These words aren't mine.

the "All Love asks" collection:

  1. All Love asks
  2. All Love asks 2
  3. All Love asks mod version
  4. All Love asks, mod version part two
  5. All Love asks, mod version part three
  6. All Love asks, mod version part five
  7. All Love asks, mod version part four
  8. All Love asks, day three
  9. All Love asks, day three.1
  10. All Love asks, day three.2
  11. All Love asks, how

possibly related

peruse

as part of your noticing practice, peruse these words with full attention ("mindfully") and w/ your brain's heart (or your heart's brain) hear the cadence of Love. listen as openly as you are able, and feel the words. the ones that speak to your heart come from All Love. the rest are my maladroit attempts to document the sweet far edges of what i perceive and understand.

the act noted before of surrender is just that, a giving up of my will for Love's, a relinquishing of my small-body/small-mind desires for those of All Love. in so doing i am replace by the collective preciousness of Love. how awesome is that.

with it go my fears and self-doubts, those confining constructs of thought and energy that entrap me for eons in flesh-bound patterns of recidivism, perseverating over and again through cycles that go nowhere and make no sense. fear is like that, hard as fuck to break, but lame, very small, and thankfully temporary.

fearlessness

yay for that, for real. i have a reminder on my calendar for 11:03am every third day, with a single question: "are you fearless yet?" great store i place in that, b/c fear is lame, for real, weak and capable of terrifying yes, it's greatest claim to fame, but fuck that. plus it's small anyway inside a knowing of All Love. fear is a tiny wisp of mangled energy that misses the Light of Love upon its edges, and its heart.

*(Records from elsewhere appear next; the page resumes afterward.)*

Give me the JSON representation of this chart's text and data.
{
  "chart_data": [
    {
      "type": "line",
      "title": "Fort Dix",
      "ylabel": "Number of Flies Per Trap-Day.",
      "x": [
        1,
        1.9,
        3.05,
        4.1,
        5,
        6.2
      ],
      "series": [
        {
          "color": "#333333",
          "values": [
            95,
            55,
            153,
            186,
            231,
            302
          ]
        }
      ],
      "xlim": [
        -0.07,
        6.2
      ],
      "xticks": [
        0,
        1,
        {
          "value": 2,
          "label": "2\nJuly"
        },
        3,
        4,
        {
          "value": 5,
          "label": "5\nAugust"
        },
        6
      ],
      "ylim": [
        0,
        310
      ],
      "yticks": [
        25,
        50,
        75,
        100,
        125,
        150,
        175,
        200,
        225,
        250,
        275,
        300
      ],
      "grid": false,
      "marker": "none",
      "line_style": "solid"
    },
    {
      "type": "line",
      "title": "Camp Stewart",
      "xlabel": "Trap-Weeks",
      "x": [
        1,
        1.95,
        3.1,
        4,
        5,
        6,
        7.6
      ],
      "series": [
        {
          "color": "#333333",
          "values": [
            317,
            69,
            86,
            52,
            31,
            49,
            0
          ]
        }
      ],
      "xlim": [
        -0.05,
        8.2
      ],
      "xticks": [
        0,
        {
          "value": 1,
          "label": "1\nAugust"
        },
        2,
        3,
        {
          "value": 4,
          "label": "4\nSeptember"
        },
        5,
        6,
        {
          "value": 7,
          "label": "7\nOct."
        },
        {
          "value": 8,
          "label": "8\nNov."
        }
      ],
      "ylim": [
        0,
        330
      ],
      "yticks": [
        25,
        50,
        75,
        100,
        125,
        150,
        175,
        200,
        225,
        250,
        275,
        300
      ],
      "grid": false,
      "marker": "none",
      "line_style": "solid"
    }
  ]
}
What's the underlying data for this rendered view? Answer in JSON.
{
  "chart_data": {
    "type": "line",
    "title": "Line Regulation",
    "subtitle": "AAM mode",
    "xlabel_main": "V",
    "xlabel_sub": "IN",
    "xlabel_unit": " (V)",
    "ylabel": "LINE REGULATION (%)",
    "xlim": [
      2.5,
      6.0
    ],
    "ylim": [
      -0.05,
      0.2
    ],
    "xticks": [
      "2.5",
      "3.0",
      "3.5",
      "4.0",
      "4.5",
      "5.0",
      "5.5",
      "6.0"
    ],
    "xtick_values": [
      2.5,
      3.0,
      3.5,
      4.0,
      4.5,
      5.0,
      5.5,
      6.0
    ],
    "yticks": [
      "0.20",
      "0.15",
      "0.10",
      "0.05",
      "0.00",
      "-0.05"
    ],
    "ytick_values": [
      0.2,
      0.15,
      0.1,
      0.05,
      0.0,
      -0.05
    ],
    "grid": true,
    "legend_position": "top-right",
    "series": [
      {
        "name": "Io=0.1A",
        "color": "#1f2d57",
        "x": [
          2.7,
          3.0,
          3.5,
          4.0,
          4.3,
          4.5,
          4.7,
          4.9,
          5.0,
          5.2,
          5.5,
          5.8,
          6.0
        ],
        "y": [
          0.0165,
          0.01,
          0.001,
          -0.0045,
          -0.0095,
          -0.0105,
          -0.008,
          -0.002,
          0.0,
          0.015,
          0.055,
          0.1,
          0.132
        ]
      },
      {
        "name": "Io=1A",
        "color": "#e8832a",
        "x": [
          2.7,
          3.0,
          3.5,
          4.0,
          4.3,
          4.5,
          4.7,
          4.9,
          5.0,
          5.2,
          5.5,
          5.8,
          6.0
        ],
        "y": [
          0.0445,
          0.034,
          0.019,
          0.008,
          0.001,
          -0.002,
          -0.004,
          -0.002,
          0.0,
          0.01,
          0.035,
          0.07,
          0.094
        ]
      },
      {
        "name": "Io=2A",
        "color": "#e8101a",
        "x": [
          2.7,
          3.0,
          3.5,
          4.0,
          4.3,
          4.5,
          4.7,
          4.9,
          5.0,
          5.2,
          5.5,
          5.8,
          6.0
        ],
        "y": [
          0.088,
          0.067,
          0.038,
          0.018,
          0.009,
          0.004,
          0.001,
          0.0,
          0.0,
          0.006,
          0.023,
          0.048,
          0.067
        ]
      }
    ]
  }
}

so what do i do all day, when i'm in this All Love state? i exist moment by moment in this crazy state of awareness, waiting simply for guidance as to what to do w/ the next few moments of my Life. i still do earthly tasks, dishes or taxes say, but they are tiny relics within a Vastness so Beautiful that their nature becomes at once small, and perfect at the same.

so i am as Still as possible, or i'm doing. when i'm doing, i try to have it be Love's wishes playing out through me rather than ego's small efforts to meet tiny, temporary gains. sometimes i rest, but always i am in Awe, meaning i know that i am within a Vast, compassionate Whole that blesses my mere existence, and is glad i am alive.

when i do, i do with Grace and curiosity, with passion and ease, for all i can do is bring to All Love the raw experience of "doing Love". Love needs us for that, in form, and Love is so grateful for our existence, for our showing up to these messy, sometimes way painful dimensions of sight and sound, time and the fellowship of humankind. Love needs us to experience that; that's our job, and the choice of how is entirely ours. we can devote our whole Heart to whatever earthly enterprise comes our way, or can try like a kid beating back the tides of a galaxy of oceans with a rolled-up piece of inexpensive paper.